Some applications are beginning to approach clinical relevance. Recent studies using Bayesian and decision tree models derived from the INTERMACS registry have predicted short- and long-term outcomes following LVAD implantation [117]. Similarly, advanced ML techniques, such as convolutional neural networks and decision tree model, have been applied to echocardiographic analysis for assessment of RV function, improving patient selection and perioperative planning [118,119]. Additionally, ML models analyzing electronic health records and wearable devices have shown potential for early detection of clinical deterioration, facilitating timely interventions, and reducing hospital readmissions [120]. These applications represent important translational steps, though widespread clinical adoption will require prospective validation.

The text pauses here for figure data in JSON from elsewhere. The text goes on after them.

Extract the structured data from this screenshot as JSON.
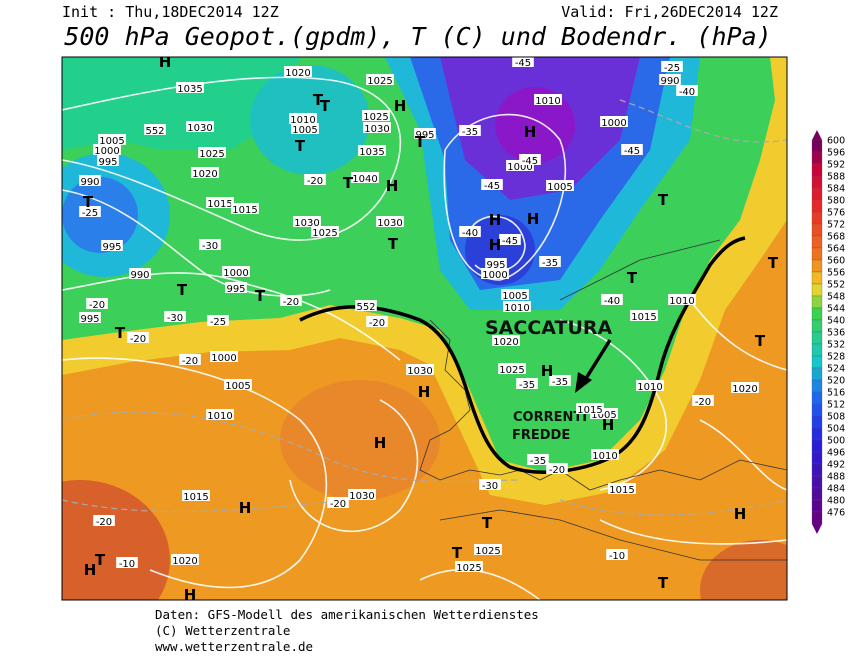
{
  "header": {
    "init": "Init : Thu,18DEC2014 12Z",
    "valid": "Valid: Fri,26DEC2014 12Z",
    "title": "500 hPa Geopot.(gpdm), T (C) und Bodendr. (hPa)"
  },
  "colorbar": {
    "levels": [
      600,
      596,
      592,
      588,
      584,
      580,
      576,
      572,
      568,
      564,
      560,
      556,
      552,
      548,
      544,
      540,
      536,
      532,
      528,
      524,
      520,
      516,
      512,
      508,
      504,
      500,
      496,
      492,
      488,
      484,
      480,
      476
    ]
  },
  "annotations": {
    "trough": "SACCATURA",
    "cold_1": "CORRENTI",
    "cold_2": "FREDDE"
  },
  "map_labels": [
    "1035",
    "1030",
    "1025",
    "1020",
    "1015",
    "1015",
    "1005",
    "1000",
    "995",
    "990",
    "995",
    "990",
    "1000",
    "995",
    "995",
    "1020",
    "1025",
    "1010",
    "1005",
    "1025",
    "1030",
    "1035",
    "1040",
    "1030",
    "1025",
    "1030",
    "1000",
    "1005",
    "1000",
    "995",
    "1000",
    "1005",
    "1010",
    "1020",
    "1025",
    "1030",
    "1005",
    "1010",
    "1015",
    "1030",
    "1025",
    "1025",
    "1020",
    "1015",
    "1010",
    "1005",
    "1015",
    "1010",
    "1010",
    "1020",
    "1000",
    "552",
    "552",
    "-25",
    "-30",
    "-20",
    "-30",
    "-25",
    "-20",
    "-20",
    "-20",
    "-20",
    "-20",
    "-35",
    "-45",
    "-45",
    "-45",
    "-45",
    "-40",
    "-35",
    "-40",
    "-45",
    "-40",
    "-35",
    "-35",
    "-35",
    "-30",
    "-20",
    "-20",
    "-10",
    "-10",
    "-20",
    "-20",
    "-25",
    "990",
    "995",
    "1015",
    "1010",
    "H",
    "T",
    "T",
    "T",
    "H",
    "T",
    "T",
    "H",
    "T",
    "H",
    "T",
    "T",
    "T",
    "T",
    "T",
    "T",
    "T",
    "T",
    "H",
    "H",
    "H",
    "T",
    "T",
    "H",
    "H",
    "H",
    "H",
    "H",
    "T",
    "H",
    "H",
    "H",
    "T"
  ],
  "footer": {
    "line1": "Daten: GFS-Modell des amerikanischen Wetterdienstes",
    "line2": "(C) Wetterzentrale",
    "line3": "www.wetterzentrale.de"
  }
}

Despite these promising advances, significant challenges remain, including issues related to data integration, model interpretability, and resource availability. At present, the majority of AI work in MCS should be considered exploratory. Continued research and rigorous clinical trials are needed to refine these technologies, validate their effectiveness, and ultimately integrate them safely into routine patient care.
7. Conclusions
MCS is a rapidly evolving field requiring a thorough understanding of its cardiovascular interactions and careful selection of monitoring strategies. Given the complexity of MCS devices, individualized patient management, accurate interpretation of monitoring data, and attention to ethical considerations are essential. Future research should focus on addressing device-specific limitations, clarifying their clinical utility, refining monitoring methods, and ensuring safe integration into practice. Emerging technologies like AI require further validation before routine clinical use.